Date: 2010-07-08 03:00 am (UTC)From: [identity profile] novembersga.livejournal.com
Amen Padawan!

Date: 2010-07-08 03:08 am (UTC)From: [identity profile] kriadydragon.livejournal.com
Amen :D I'm thirty, still a virgin, and will darn will remain that way until I'm married, and I don't care if it's when I'm forty or even fifty (well, fifty would be an issue because I want to have kids ;) But, then, that's where adoption wold come in :D). Sex is something sacred, something special - a gift for the one you love so much you want to be with them for the rest of your life - not candy to be handed out to just anyone.

And thanks. Anti-virginity is a major, major, major pet peeve of mine. I've been wanting to say something for some time but kept getting distracted from the subject. The show I watched ended up being the last straw.

Date: 2010-07-08 04:47 am (UTC)From: [identity profile] novembersga.livejournal.com
You said that very well. It is a sacred and intimate act to be shared with the one you love. It's not a sport or a pass-time.

Date: 2010-07-08 05:48 am (UTC)From: [identity profile] vecturist.livejournal.com
I totally agree - and I was taught if your partner really respects you, they will be willing to wait until marriage or until the relationship is very established. Yes, there is some truth to us being hard-wired to reproduce, but we also have brains and can make conscious decisions.

Date: 2010-07-08 03:53 am (UTC)From: [identity profile] kristen999.livejournal.com
That VH-1 special sounds awful. No one should be looked down upon for wanting to wait until they are married or for the right moment. Choosing to abstain is your right and I's a sad testament in today's society that people are looked down upon for such a choice.

On the flip side, I didn't marry my husband until we were together for ten years because I also hate the idea that a piece of paper or a ring somehow makes our love more legitimate.

You should be proud that you're waiting and always hold your head high. Love is a very special thing and outside influences or perceptions should never change that :D

Date: 2010-07-08 04:16 am (UTC)From: [identity profile] kriadydragon.livejournal.com
It was obnoxious. If they were trying to be neutral on the subject, they failed miserably. It was pretty dang obvious which way they were leaning and it was insulting.

Date: 2010-07-08 04:41 am (UTC)From: [identity profile] novembersga.livejournal.com
Waiting doesn't make you a loser. It makes you a winner. I waited and I'm proud to say so. And no, there's nothing wrong with me.

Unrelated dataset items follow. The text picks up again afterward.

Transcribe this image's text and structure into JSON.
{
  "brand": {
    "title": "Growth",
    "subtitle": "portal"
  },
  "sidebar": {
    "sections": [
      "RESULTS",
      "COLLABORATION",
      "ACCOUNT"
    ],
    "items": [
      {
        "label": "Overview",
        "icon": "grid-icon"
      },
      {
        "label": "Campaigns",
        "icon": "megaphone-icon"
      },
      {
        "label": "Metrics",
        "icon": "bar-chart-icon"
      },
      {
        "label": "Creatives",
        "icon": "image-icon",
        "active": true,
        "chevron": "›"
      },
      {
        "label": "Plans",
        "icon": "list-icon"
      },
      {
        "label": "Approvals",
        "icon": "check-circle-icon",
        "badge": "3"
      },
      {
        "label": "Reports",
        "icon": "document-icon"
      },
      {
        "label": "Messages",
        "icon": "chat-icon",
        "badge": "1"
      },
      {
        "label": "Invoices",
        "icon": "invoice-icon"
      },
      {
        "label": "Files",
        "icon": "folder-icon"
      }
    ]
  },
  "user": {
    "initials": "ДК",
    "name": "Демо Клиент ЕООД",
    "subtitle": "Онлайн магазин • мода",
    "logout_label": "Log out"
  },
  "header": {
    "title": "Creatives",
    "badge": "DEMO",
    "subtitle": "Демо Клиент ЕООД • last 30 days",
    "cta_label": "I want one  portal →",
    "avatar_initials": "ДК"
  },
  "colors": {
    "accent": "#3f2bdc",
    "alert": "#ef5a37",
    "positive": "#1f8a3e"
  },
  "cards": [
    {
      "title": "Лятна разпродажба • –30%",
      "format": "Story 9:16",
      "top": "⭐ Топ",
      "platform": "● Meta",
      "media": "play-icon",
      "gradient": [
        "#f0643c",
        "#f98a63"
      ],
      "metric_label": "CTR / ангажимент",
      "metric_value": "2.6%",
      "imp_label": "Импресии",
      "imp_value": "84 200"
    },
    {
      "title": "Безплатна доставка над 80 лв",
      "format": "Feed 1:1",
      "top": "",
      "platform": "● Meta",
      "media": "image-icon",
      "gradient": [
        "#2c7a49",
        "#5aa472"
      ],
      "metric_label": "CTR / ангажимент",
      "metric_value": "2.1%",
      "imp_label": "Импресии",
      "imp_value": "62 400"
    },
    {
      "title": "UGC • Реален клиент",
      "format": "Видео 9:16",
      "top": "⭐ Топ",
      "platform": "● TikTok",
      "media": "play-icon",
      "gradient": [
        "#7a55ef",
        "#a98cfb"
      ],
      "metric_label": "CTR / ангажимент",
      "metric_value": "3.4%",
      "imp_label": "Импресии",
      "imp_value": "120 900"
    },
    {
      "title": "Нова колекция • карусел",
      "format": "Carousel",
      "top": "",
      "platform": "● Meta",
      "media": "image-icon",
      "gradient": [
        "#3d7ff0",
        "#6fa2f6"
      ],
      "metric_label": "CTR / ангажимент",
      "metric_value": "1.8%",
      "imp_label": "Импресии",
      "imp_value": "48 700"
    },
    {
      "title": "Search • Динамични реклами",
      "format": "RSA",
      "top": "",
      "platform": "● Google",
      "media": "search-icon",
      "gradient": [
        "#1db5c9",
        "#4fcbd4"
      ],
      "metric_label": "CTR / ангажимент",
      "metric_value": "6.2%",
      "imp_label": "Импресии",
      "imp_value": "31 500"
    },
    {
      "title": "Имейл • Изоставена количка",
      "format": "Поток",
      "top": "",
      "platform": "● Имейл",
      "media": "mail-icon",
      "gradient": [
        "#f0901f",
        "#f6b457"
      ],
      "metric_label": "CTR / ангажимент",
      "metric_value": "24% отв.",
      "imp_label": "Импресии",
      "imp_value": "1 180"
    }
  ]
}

This isn't wild kingdom and we 'do' have a choice. To criticize others for being strong enough to hold onto their beliefs or just their plain old common-sense is wrong.

If Teen pregnancy, (or single parenting) and STDs, AIDS etc. isn't enough incentive to wait then I don't know what is. It's like literally playing russian roulette with your life. I don't understand why someone would take such cavalier risks and then call someone who doesn't a loser. It makes no sense.

As for VH1 and their 'special' they can't be subjective about it because their argument for loose behavior won't hold up against the many, many, many, reasons to abstain. 'Just do it or you won't be cool?' Um, yeah. I'm real impressed..... "NOT!" (Maybe they need to call Virgins losers to feel better about themselves---which is an indication of how wrong it is)

I don't mean to get up on a soap-box and I'm not judging those who choose not to wait. But to call people who chose to abstain losers is ludicrous.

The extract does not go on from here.